O movimento ocorre enquanto grandes empresas passam a revisar estruturas corporativas extensas e a monetizar imóveis considerados subutilizados após o avanço do trabalho híbrido. O Carrefour afirma que já recebeu interesse de incorporadoras e investidores para projetos residenciais, logísticos, corporativos e empreendimentos de uso misto na região de Tamboré.
Campus do Carrefour em Tamboré concentrava operação administrativa do grupo
O campus do Carrefour em Tamboré funciona como uma grande sede administrativa integrada da companhia no Brasil. O espaço concentra áreas corporativas ligadas às operações do Carrefour, Atacadão e Sam’s Club, incluindo setores comerciais, jurídicos, financeiros, tecnologia e áreas administrativas da varejista.
Instalado em Barueri, no eixo empresarial de Alphaville e Tamboré, o complexo foi desenvolvido dentro de um modelo que ganhou força entre os anos 2000 e 2010. Grandes companhias passaram a deixar escritórios fragmentados na capital paulista para concentrar operações em terrenos maiores, com estacionamento amplo e custos menores fora do centro expandido.
O modelo buscava aumentar a integração entre equipes e reduzir despesas operacionais. O campus do Carrefour em Tamboré acabou refletindo justamente o período de expansão acelerada do grupo no Brasil, quando a companhia ampliava operações em hipermercados, atacarejos, postos, drogarias e serviços financeiros.
Agora, a lógica mudou. O Carrefour decidiu redistribuir equipes para novos polos nas regiões da Vila Maria e do Tatuapé, abandonando a concentração administrativa num único endereço. A mudança reduz custos ligados à manutenção de grandes estruturas corporativas e libera um terreno considerado valioso pelo mercado imobiliário.
Carrefour Property amplia monetização imobiliária do grupo
A venda do campus do Carrefour em Tamboré faz parte de uma revisão mais ampla do banco de terrenos da companhia. Segundo o grupo, o portfólio imobiliário reúne 389 imóveis no Brasil e mais de 100 ativos com potencial de desenvolvimento.
O Carrefour também lançou uma plataforma imobiliária integrada ao site da companhia para divulgar terrenos e imóveis disponíveis para venda ou desenvolvimento. O sistema reúne informações sobre localização, metragem e potencial de uso dos ativos.

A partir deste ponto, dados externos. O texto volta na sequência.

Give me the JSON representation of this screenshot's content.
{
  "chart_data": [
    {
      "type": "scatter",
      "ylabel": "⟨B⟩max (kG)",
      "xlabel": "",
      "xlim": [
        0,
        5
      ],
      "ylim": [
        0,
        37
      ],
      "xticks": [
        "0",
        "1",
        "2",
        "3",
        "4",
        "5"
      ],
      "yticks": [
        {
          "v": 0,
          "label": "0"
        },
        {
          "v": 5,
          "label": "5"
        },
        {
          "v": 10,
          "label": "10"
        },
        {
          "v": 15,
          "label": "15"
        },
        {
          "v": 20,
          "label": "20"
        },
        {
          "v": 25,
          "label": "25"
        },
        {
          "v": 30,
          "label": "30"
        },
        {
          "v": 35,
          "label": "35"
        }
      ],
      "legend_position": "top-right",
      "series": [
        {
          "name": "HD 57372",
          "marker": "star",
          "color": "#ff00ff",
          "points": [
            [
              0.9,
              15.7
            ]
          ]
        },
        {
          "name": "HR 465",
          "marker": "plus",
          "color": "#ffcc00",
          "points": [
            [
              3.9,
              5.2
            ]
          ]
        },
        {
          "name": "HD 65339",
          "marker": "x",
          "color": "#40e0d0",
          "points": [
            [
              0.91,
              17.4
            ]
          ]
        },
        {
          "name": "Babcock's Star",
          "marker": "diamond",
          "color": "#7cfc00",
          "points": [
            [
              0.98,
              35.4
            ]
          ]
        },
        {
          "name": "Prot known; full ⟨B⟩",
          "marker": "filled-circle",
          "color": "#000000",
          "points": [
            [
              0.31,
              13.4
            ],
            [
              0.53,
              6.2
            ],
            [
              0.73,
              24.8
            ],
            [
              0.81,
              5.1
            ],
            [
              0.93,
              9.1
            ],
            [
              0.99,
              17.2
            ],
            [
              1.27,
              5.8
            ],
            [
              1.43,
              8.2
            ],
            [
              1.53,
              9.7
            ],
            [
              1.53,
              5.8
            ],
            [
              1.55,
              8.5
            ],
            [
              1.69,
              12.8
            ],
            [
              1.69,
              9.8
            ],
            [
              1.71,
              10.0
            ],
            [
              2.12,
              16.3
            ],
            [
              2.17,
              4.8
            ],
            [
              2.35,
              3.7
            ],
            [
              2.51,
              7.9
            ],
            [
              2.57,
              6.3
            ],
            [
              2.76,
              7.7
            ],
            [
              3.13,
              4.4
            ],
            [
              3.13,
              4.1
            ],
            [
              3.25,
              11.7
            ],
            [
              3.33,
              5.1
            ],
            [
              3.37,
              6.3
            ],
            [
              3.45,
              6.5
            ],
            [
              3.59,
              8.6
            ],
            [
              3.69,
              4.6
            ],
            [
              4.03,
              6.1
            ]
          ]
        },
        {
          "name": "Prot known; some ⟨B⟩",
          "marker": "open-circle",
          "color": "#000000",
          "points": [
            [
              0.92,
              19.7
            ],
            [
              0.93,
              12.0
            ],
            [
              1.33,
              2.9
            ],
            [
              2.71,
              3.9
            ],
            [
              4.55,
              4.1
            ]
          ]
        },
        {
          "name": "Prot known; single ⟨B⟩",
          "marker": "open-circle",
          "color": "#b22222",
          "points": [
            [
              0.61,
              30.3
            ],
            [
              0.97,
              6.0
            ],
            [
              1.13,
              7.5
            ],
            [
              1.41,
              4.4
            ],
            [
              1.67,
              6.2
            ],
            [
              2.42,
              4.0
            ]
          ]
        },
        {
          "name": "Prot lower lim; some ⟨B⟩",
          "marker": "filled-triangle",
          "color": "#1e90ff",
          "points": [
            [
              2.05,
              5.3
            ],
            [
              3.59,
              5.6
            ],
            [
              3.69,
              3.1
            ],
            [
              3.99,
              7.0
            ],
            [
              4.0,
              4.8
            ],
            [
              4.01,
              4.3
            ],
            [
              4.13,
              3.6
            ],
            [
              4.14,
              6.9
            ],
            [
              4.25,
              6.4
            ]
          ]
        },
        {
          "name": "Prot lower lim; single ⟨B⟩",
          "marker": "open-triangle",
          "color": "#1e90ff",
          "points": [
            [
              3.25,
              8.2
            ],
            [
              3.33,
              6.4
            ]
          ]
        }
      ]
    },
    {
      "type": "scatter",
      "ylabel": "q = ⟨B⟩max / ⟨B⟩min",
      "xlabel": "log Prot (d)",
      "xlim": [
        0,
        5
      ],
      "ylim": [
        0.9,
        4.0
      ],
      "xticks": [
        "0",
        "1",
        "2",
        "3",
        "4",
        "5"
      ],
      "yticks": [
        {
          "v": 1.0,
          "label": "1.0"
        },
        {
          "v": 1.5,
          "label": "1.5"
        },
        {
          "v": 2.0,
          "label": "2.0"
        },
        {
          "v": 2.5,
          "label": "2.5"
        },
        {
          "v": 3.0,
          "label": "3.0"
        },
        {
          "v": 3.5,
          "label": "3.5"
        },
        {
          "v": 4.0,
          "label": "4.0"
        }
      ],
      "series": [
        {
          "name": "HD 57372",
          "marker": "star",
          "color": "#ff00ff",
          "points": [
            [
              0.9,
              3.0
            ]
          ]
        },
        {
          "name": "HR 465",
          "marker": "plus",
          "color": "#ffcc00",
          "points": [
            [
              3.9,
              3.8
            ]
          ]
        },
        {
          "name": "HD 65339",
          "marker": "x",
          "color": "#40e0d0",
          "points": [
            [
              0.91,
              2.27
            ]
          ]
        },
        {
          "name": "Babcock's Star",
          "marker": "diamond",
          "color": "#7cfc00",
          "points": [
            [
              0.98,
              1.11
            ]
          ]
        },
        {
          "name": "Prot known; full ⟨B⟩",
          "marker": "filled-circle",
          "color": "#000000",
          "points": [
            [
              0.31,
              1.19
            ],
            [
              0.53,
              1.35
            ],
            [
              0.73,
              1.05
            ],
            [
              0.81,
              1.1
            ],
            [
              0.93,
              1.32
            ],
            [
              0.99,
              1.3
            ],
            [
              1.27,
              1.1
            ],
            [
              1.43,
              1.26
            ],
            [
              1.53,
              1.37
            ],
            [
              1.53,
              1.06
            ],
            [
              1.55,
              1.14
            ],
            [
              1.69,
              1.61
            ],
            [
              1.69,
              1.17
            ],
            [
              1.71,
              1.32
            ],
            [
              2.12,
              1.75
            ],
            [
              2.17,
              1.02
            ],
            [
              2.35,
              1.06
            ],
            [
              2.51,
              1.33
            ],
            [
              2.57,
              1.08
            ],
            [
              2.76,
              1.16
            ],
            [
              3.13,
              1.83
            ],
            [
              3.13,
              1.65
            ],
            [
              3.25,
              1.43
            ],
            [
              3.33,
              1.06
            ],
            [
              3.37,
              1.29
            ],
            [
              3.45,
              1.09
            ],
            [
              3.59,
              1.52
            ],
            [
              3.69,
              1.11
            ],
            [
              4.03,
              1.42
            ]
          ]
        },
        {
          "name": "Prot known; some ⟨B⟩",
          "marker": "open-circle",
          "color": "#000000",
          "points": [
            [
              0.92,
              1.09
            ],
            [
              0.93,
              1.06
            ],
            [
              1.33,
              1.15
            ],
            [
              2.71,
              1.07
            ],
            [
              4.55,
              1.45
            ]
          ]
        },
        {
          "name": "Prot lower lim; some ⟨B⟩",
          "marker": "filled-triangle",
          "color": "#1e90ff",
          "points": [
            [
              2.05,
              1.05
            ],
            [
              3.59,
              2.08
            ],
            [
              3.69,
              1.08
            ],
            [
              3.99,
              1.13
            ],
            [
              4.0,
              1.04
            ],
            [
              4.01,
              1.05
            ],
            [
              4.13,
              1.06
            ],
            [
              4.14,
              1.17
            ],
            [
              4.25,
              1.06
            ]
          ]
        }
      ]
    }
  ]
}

Na prática, o grupo tenta ampliar o alcance das negociações e acelerar a aproximação com investidores nacionais e incorporadoras regionais. A companhia informou que já recebeu propostas envolvendo:
- sedes corporativas;
- condomínios residenciais;
- centros logísticos;
- empreendimentos de uso misto.
O interesse do mercado reflete a valorização imobiliária do eixo Alphaville-Tamboré. Região que passou a atrair projetos corporativos, residenciais e logísticos de alto padrão nos últimos anos.
Venda do campus mostra mudança nas grandes sedes corporativas
A venda do campus do Carrefour em Tamboré também expõe uma transformação mais ampla no mercado imobiliário corporativo. Após a pandemia, muitas empresas passaram a reduzir estruturas administrativas extensas diante da expansão do trabalho híbrido e da necessidade de cortar despesas fixas.
Em vários casos, terrenos corporativos amplos passaram a ter mais valor econômico como ativos imobiliários do que como sede operacional tradicional. Isso aumentou o interesse de grupos empresariais em reciclar patrimônios considerados subutilizados.
O movimento ganhou força principalmente em regiões próximas à capital paulista, onde grandes áreas corporativas passaram a despertar interesse simultâneo de incorporadoras residenciais, operadores logísticos e fundos imobiliários.
Dentro desse cenário, o campus do Carrefour em Tamboré deixou de representar apenas um centro administrativo da varejista francesa no Brasil e passou a funcionar como um ativo imobiliário com potencial de geração de caixa, valorização urbana e novos projetos de desenvolvimento na Grande São Paulo.